Rachel écrit : « J’ai mal pour ma génération (les trentenaires). Personnellement, je peine à vivre la force de mon âge en toute vigueur et quiétude. Et j’ai une peine immense pour les générations suivantes et celles à venir. Je me sens impuissante. »

Nous parlerions donc non seulement d’une culpabilité liée à la conscience morale, mais d’une autre, plus fondamentale, ontologique, qui est aussi convoquée lorsque nous pensons la crise climatique, puisqu’il s’agit bien de cela ici, celle de se positionner éthiquement face à une forme de néantisation du monde réel.
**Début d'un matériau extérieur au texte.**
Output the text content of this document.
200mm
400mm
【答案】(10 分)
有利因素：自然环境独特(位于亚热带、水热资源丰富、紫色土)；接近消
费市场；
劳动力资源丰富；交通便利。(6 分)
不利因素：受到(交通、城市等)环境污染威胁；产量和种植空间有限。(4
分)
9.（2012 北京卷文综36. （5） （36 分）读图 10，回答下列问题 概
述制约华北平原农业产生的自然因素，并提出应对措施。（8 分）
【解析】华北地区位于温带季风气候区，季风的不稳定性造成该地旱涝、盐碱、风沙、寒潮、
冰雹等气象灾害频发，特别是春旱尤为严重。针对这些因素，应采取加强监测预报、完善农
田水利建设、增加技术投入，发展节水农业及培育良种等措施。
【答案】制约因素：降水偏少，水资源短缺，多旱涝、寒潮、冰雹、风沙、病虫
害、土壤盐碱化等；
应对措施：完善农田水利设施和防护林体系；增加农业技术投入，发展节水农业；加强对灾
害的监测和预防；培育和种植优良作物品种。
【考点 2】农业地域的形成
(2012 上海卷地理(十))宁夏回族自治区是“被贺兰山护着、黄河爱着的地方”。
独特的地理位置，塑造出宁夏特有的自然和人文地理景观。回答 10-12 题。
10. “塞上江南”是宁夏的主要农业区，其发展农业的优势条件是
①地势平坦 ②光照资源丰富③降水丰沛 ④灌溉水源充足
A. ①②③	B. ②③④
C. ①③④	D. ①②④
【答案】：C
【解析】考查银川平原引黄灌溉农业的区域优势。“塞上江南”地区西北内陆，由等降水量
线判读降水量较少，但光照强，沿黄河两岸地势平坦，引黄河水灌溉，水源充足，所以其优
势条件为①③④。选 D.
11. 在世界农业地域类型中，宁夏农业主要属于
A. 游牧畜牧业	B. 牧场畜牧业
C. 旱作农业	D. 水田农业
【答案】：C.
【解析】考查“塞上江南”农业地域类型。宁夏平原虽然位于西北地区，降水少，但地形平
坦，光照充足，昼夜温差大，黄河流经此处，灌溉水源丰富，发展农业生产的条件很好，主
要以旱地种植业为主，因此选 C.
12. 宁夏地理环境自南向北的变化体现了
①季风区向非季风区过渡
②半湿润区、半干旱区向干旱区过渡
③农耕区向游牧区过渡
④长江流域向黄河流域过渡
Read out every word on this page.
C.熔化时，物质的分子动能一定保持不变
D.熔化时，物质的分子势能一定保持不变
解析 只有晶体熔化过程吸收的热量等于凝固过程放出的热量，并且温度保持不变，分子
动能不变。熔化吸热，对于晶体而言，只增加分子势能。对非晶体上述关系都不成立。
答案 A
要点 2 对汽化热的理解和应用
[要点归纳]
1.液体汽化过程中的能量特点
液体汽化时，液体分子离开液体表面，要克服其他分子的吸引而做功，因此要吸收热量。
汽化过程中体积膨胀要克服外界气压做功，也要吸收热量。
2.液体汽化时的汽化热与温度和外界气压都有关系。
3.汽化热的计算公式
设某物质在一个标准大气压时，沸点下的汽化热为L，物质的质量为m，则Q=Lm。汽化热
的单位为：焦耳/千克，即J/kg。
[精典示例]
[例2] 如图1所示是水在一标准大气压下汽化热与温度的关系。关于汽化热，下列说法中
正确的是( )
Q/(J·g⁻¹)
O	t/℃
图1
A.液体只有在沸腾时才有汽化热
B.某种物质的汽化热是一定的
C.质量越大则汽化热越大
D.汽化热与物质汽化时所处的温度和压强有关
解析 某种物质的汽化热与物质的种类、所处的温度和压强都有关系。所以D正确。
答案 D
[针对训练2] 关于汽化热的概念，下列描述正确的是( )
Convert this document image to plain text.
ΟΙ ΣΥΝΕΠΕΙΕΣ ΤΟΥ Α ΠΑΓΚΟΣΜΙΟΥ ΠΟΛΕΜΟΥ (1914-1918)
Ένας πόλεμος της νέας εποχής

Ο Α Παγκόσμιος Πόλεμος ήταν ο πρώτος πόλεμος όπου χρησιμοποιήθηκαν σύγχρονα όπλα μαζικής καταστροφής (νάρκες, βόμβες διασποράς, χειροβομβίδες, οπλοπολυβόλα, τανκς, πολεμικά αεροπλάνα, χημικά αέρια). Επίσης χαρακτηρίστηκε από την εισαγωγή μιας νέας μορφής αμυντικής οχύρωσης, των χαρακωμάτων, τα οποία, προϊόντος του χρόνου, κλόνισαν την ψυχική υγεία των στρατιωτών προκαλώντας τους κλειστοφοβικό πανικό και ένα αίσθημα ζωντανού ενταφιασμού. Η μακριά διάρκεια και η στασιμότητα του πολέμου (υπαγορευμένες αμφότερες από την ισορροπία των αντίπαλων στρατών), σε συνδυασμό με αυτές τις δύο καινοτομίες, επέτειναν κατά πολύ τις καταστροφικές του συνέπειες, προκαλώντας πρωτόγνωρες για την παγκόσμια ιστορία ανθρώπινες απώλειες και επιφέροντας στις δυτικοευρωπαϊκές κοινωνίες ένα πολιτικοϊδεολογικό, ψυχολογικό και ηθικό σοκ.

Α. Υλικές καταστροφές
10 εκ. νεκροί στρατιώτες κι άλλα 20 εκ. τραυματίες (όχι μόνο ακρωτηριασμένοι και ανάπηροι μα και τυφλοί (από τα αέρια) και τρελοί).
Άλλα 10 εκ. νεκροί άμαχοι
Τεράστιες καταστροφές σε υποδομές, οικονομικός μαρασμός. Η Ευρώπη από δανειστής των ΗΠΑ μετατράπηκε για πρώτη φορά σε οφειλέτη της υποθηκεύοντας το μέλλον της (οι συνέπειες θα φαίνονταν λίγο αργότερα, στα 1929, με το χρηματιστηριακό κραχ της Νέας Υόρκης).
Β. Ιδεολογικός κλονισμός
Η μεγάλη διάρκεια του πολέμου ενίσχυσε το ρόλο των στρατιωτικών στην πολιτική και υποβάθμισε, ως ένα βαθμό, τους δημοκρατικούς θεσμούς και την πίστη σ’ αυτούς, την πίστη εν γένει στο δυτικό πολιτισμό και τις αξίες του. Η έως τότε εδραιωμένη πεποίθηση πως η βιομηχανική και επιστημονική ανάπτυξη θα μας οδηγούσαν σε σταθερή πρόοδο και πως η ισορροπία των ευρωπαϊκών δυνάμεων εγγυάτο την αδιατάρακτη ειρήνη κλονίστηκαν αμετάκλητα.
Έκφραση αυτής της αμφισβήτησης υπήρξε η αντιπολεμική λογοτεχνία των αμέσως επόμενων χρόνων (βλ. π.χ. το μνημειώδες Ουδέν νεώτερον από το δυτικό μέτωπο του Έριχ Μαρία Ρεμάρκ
Devant le documentaire de Dion, c’est aussi ce sentiment — la culpabilité — qui, dans son irruption chez des personnages secondaires du documentaire, m’a le plus touchée. Je pense à cet éleveur qui fond en larmes quand on lui demande comment il compose avec le fait que ses bêtes, auxquelles il s’attache, soient envoyées à l’abattoir, ou encore à cet autre éleveur de lapins, qui, visiblement épuisé et aliéné par un système abusif qui, pour 300 euros mensuellement, lui exige toujours plus de bêtes, reste le plus noble possible devant les remises en cause dont l’accable la jeunesse.

À un certain point, ce sont bien davantage ces entraperçus sur des mondes intérieurs où se côtoient le besoin de gagner sa vie, la douleur morale et une forme de résignation qui donnent, à mon sens, une certaine puissance au message porté par le documentaire.

C’est encore ainsi l’animal humain qui, lorsqu’il est appréhendé un spécimen à la fois, montré dans son inévitable tiraillement éthique, dans sa vulnérabilité, permet de renouveler quelque chose de cette espérance qui nous échappe automatiquement lorsqu’on reprend de la hauteur pour penser le collectif.